You need to keep score at the individual level and assemble a body-of-work for which you can take credit or ownership. When you leave your team, they are not coming along to help you manage your career – you’ll be on your own. Sort of like an athlete who gets traded to a new team. The team stats are NOT coming with him – just his own and how they contributed to the team results. Know your stats and how they made the team accomplish things. None of this kind of thinking is meant to encourage not being team oriented or piling up self-serving results. But, YOU are the one who will make a move in a few years and you need to have evidence of who you are and what you can do – not the resume of your old team.
Be A Systems Thinker
Too many new employees are in the dark about how things connect in their enterprise because that information is not in their welcome packet or it might seem like it's none of their business. But you become so much more effective – so much more powerful in your ability to contribute if you know why things are the way they are. Why do you use this tool or vendor rather than that one? Why does the CEO announce this financial goal one quarter and a different one the next? Why did your competition go one way and your company went a different way?
Ask, probe, inquire! Most people don’t. It is easier for them to try and fill in their own theories sometimes. I guarantee you that in your first week on the job you will run into the mid-level manager know-it-all (usually in the break room, they tend to hang around there…a lot!) who will give you a cynical and incomplete explanation for these or one hundred other questions of the sort.

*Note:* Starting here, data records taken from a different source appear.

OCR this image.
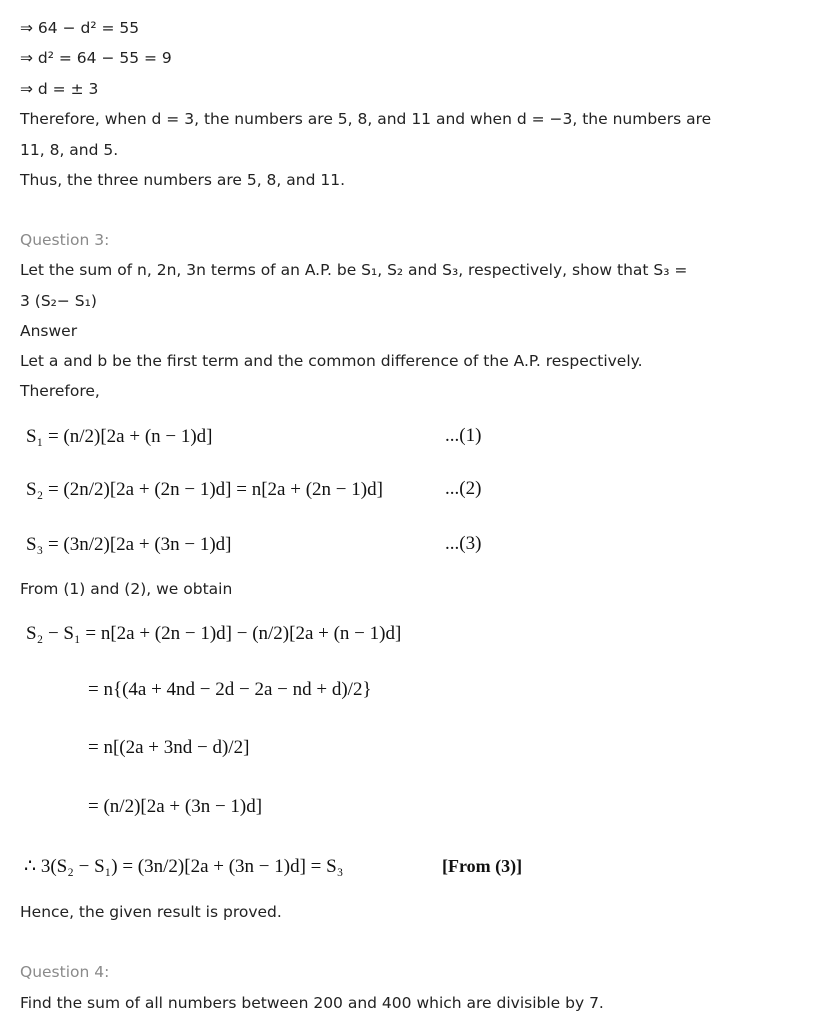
⇒ 64 − d² = 55
⇒ d² = 64 − 55 = 9
⇒ d = ± 3
Therefore, when d = 3, the numbers are 5, 8, and 11 and when d = −3, the numbers are
11, 8, and 5.
Thus, the three numbers are 5, 8, and 11.
Question 3:
Let the sum of n, 2n, 3n terms of an A.P. be S₁, S₂ and S₃, respectively, show that S₃ =
3 (S₂− S₁)
Answer
Let a and b be the first term and the common difference of the A.P. respectively.
Therefore,
S₁ = (n/2)[2a + (n − 1)d]	...(1)
S₂ = (2n/2)[2a + (2n − 1)d] = n[2a + (2n − 1)d]	...(2)
S₃ = (3n/2)[2a + (3n − 1)d]	...(3)
From (1) and (2), we obtain
S₂ − S₁ = n[2a + (2n − 1)d] − (n/2)[2a + (n − 1)d]
= n{(4a + 4nd − 2d − 2a − nd + d)/2}
= n[(2a + 3nd − d)/2]
= (n/2)[2a + (3n − 1)d]
∴ 3(S₂ − S₁) = (3n/2)[2a + (3n − 1)d] = S₃	[From (3)]
Hence, the given result is proved.
Question 4:
Find the sum of all numbers between 200 and 400 which are divisible by 7.
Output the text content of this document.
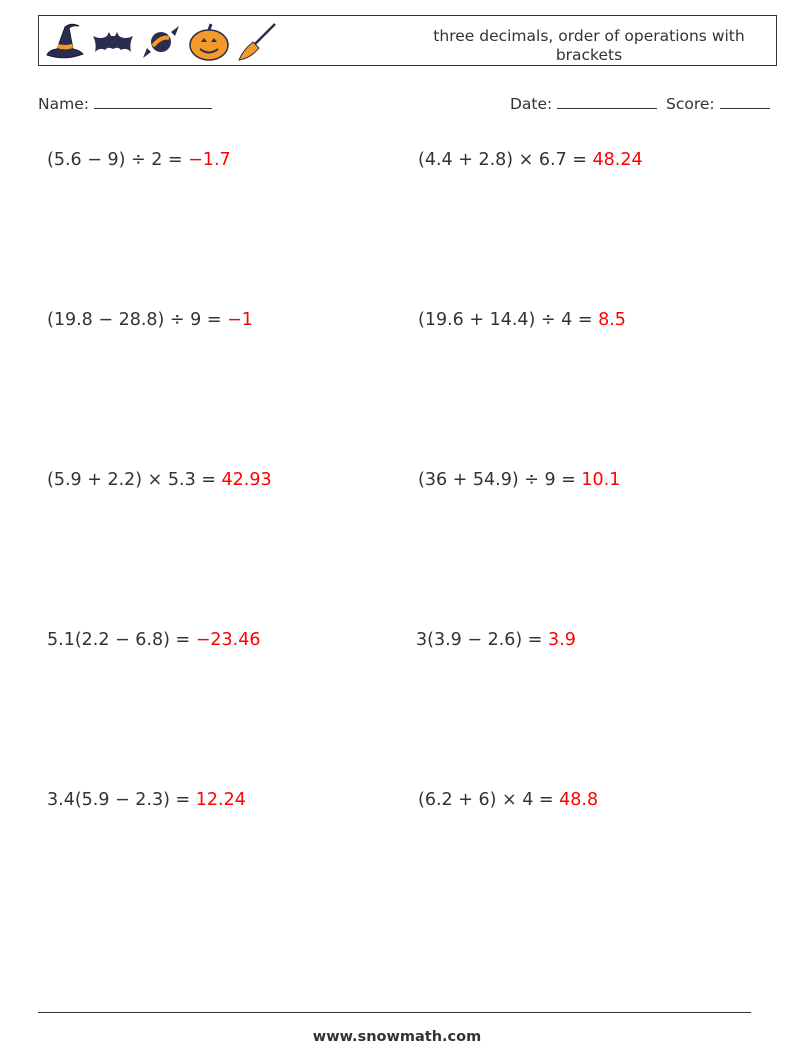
three decimals, order of operations with brackets
Name:	Date:	Score:
(5.6 − 9) ÷ 2 = −1.7	(4.4 + 2.8) × 6.7 = 48.24
(19.8 − 28.8) ÷ 9 = −1	(19.6 + 14.4) ÷ 4 = 8.5
(5.9 + 2.2) × 5.3 = 42.93	(36 + 54.9) ÷ 9 = 10.1
5.1(2.2 − 6.8) = −23.46	3(3.9 − 2.6) = 3.9
3.4(5.9 − 2.3) = 12.24	(6.2 + 6) × 4 = 48.8
www.snowmath.com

Find out yourself how it all connects and why the enterprise does things the way it does. When I ran organizations, I would not only try to find out what my shareholders wanted from me and the organization, but what their shareholders wanted from them, and what a further set of shareholders wanted from my shareholders’ shareholders and so on.
Everything connects – mostly for understandable reasons – and you’ll be better at your job and able to see more clearly into your future if you learn to put these pieces together of your own accord.
So, you’re off to your first job post-graduation. Have fun in it, contribute, make a positive difference,….all that good stuff. But remember that you are not just starting a job but starting a career. The earlier you layer on these actions and mindsets, the less likely you are to look back in three years and say with regret: “I wonder how what I just did helps me with what I want to do next?”